The talented cast certainly elevates The Notebook's romantic drudgery. McAdams takes a departure from all the Mean Girls she's played lately (including The Hot Chick) and easily wins you over as the spirited young Allie while the usually intense Gosling also tackles something lighter so to speak than his previous darker roles such as his Jewish-turned-American Nazi leader in The Believer. While infusing a certain sense of brooding and melancholy into Noah especially in the years he spends pining for Allie Gosling manages to exude Noah's genuine warmth and sensitivity as well. And between the two of them real sparks fly as the actors paint a fresh and inviting picture of young love that stands the test of time. Marsden is completely wasted however as Allie's fiancé Lon a upstanding Southern gentleman Allie's parents expect her to marry who offers little as to why Allie should stay with him. As the older contingency veterans Garner and Rowlands who take the sappiest material and turn it into something meaningful inspire some truly heart-ripping moments as the aging couple holding onto their love as tight as they can. In the supporting cast Joan Allen has some shining moments as Allie's uptight mother with a secret of her own.

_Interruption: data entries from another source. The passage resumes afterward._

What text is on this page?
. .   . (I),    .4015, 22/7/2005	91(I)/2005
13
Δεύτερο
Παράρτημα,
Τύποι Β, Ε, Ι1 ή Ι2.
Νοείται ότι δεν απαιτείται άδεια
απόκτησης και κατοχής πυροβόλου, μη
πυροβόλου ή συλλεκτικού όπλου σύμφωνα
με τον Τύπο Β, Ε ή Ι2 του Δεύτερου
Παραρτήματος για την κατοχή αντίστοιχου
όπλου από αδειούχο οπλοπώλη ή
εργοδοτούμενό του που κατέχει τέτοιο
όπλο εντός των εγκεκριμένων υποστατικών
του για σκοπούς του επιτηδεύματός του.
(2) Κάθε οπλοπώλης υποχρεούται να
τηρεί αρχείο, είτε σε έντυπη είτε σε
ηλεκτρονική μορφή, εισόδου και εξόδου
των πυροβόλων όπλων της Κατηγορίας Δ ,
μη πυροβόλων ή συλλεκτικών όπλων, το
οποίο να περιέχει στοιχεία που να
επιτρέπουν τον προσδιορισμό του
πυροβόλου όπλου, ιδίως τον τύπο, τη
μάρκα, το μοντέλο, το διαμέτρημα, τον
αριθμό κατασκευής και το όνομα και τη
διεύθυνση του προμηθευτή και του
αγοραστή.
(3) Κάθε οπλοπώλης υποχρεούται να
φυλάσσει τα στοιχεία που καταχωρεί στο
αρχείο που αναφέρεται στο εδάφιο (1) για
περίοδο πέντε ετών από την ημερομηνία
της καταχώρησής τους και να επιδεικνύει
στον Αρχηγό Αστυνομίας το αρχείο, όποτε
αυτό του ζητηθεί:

In bringing the popular novel about enduring love to life director Nick Cassavetes (Unhook the Stars) may have used his own experiences having seen his parents--the late John Cassavetes and his lady love and muse Gena Rowlands--play out their own real-life love affair. Cassavettes gets to the heart of the material right away and permeates the screen with the beautiful surroundings of South Carolina where The Notebook was filmed. We glide through lush moss-filled swamps and sleepy Southern towns marvel at languid shots of the South Carolina coastline. It's very clear Cassavetes has a way with actors much like his father did gently coaxing realistic performances from his young somewhat untested leads while allowing old guards like Garner and Rowlands to simply work their magic (imagine telling your Oscar-nominated mother how to act. Right). The problem is the story itself which not only offers nothing new to the romance genre but also isn't very compelling. There are no great tragedies (save perhaps for the whole dementia thing) no real villainous presence to keep the lovers apart no peril at all. It's boy-meets-girl boy-loses-girl boy-wins-girl-back--ho-hum. Where's the sudsy soap opera when you need it?